Cette réforme a bien un contenu de classe

Force est de constater que le débat ne s’est pas vraiment engagé, puisque nous n’avons obtenu aucune réponse à nos questions et que seuls quelques amendements à la marge ont été adoptés. Sur les points fondamentaux, la position du Gouvernement n’a pas évolué. Ainsi, les problèmes de constitutionnalité demeurent, quoi que vous en disiez.

Ce texte ne méritait pas d’être discuté selon la procédure accélérée. En vérité, l’urgence était de l’adopter avant la fin de la session ordinaire pour tenir l’engagement du Président de la République d’« agir », ce qui, en l’occurrence, signifie aggraver la législation pénale.

À l’origine, le projet de loi visait seulement à créer les citoyens assesseurs, puis y ont été ajoutées des dispositions relatives aux cours d’assises et une refonte de la justice des mineurs. Ce texte comporte donc désormais trois réformes d’importance, élaborées à la va-vite. Cette situation est tout à fait regrettable.

Monsieur le garde des sceaux, au rebours des déclarations du Président de la République, vous avez tenté de nier que la création des citoyens assesseurs visait à durcir les sanctions pénales. Cependant, vous ne nous avez pas donné de raisons de vous croire.

On voit bien qu’il s’agit de cibler des délits qui émeuvent fortement l’opinion publique et sont abondamment relatés dans les médias, en excluant les délits économiques et financiers ou liés au trafic de stupéfiants, notamment. Vous avez d’ailleurs refusé les modifications du champ d’application du dispositif que nous proposions. Il s’agit là d’une stigmatisation sociale, d’une démarche populiste inacceptable.
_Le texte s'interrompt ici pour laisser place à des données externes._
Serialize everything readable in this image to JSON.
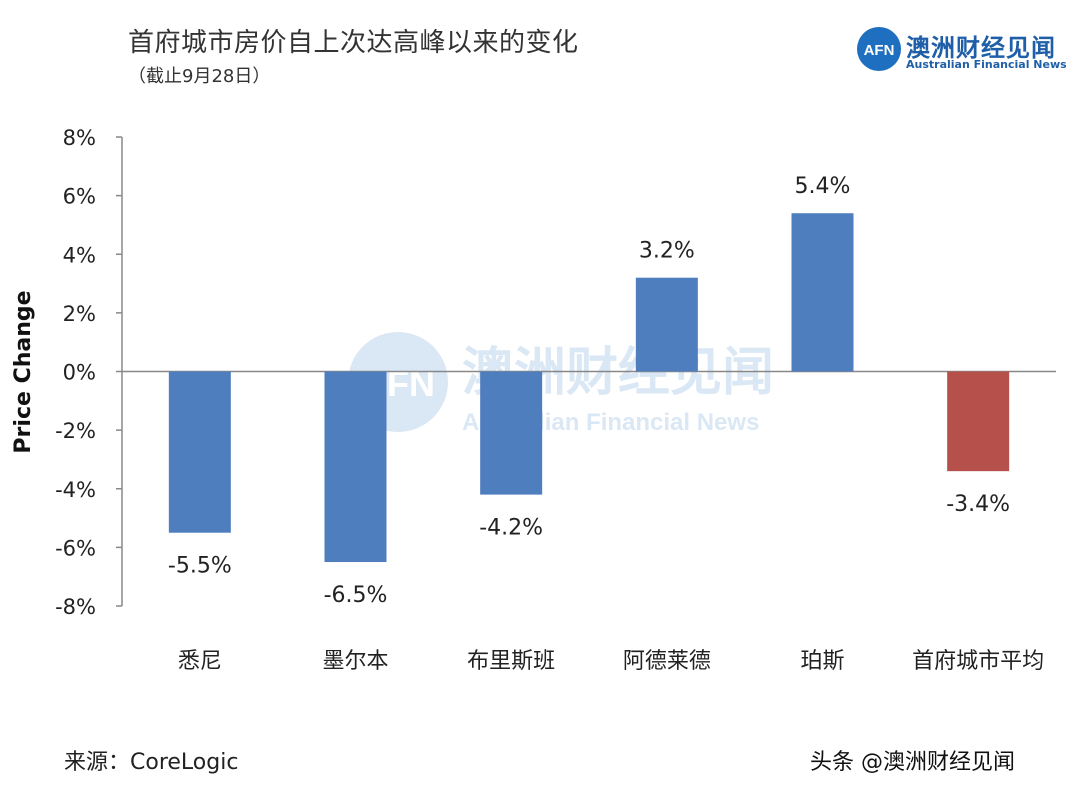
{
  "header": {
    "title": "首府城市房价自上次达高峰以来的变化",
    "subtitle": "（截止9月28日）"
  },
  "brand": {
    "logo_text": "AFN",
    "name": "澳洲财经见闻",
    "english": "Australian Financial News",
    "color": "#1f5fa8"
  },
  "watermark": {
    "logo_text": "AFN",
    "name": "澳洲财经见闻",
    "english": "Australian Financial News"
  },
  "chart_data": {
    "type": "bar",
    "title": "首府城市房价自上次达高峰以来的变化",
    "subtitle": "（截止9月28日）",
    "xlabel": "",
    "ylabel": "Price Change",
    "ylim": [
      -8,
      8
    ],
    "yticks": [
      8,
      6,
      4,
      2,
      0,
      -2,
      -4,
      -6,
      -8
    ],
    "ytick_labels": [
      "8%",
      "6%",
      "4%",
      "2%",
      "0%",
      "-2%",
      "-4%",
      "-6%",
      "-8%"
    ],
    "categories": [
      "悉尼",
      "墨尔本",
      "布里斯班",
      "阿德莱德",
      "珀斯",
      "首府城市平均"
    ],
    "values": [
      -5.5,
      -6.5,
      -4.2,
      3.2,
      5.4,
      -3.4
    ],
    "data_labels": [
      "-5.5%",
      "-6.5%",
      "-4.2%",
      "3.2%",
      "5.4%",
      "-3.4%"
    ],
    "colors": [
      "#4f7ebf",
      "#4f7ebf",
      "#4f7ebf",
      "#4f7ebf",
      "#4f7ebf",
      "#b5504b"
    ],
    "grid": false,
    "legend": "none"
  },
  "footer": {
    "source": "来源：CoreLogic",
    "credit": "头条 @澳洲财经见闻"
  }
}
Je persiste à affirmer que l’introduction des citoyens assesseurs et la réforme de la justice des mineurs, en particulier, sont sous-tendues par des considérations de classe.

Vous avez minimisé les difficultés de fonctionnement qui résulteront, pour les juridictions correctionnelles, de la création des citoyens assesseurs.
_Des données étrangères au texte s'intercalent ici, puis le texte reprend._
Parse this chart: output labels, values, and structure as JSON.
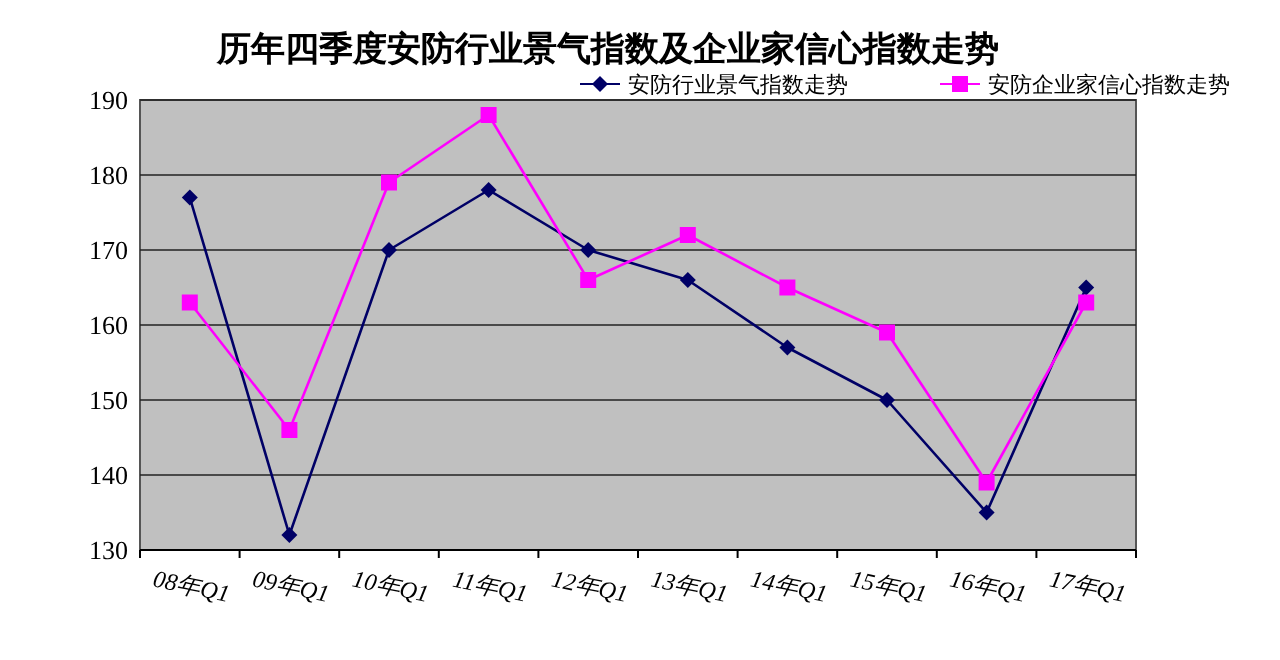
{
  "chart_data": {
    "type": "line",
    "title": "历年四季度安防行业景气指数及企业家信心指数走势",
    "categories": [
      "08年Q1",
      "09年Q1",
      "10年Q1",
      "11年Q1",
      "12年Q1",
      "13年Q1",
      "14年Q1",
      "15年Q1",
      "16年Q1",
      "17年Q1"
    ],
    "series": [
      {
        "name": "安防行业景气指数走势",
        "color": "#000066",
        "marker": "diamond",
        "values": [
          177,
          132,
          170,
          178,
          170,
          166,
          157,
          150,
          135,
          165
        ]
      },
      {
        "name": "安防企业家信心指数走势",
        "color": "#ff00ff",
        "marker": "square",
        "values": [
          163,
          146,
          179,
          188,
          166,
          172,
          165,
          159,
          139,
          163
        ]
      }
    ],
    "ylim": [
      130,
      190
    ],
    "yticks": [
      130,
      140,
      150,
      160,
      170,
      180,
      190
    ],
    "grid": "y",
    "legend": "top right"
  }
}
En ce qui concerne la justice des mineurs, vous avez nié, mais une fois encore sans rien démontrer, que l’instauration de tribunaux correctionnels des mineurs et la mise en place d’une procédure de comparution immédiate mettraient fin à sa spécificité. Vous entendez en fait rapprocher toujours davantage la justice des mineurs de celle des majeurs, en complète contradiction non seulement avec l’ordonnance de 1945, mais aussi avec toute l’évolution du droit en la matière, y compris sur le plan international.

Si vous restez « droit dans vos bottes », monsieur le garde des sceaux, nous demeurons, pour notre part, fermement opposés à ce texte. Nous espérons que certaines de ses dispositions seront censurées par le Conseil constitutionnel et, surtout, qu’un changement politique interviendra avant qu’il ne soit entré en application.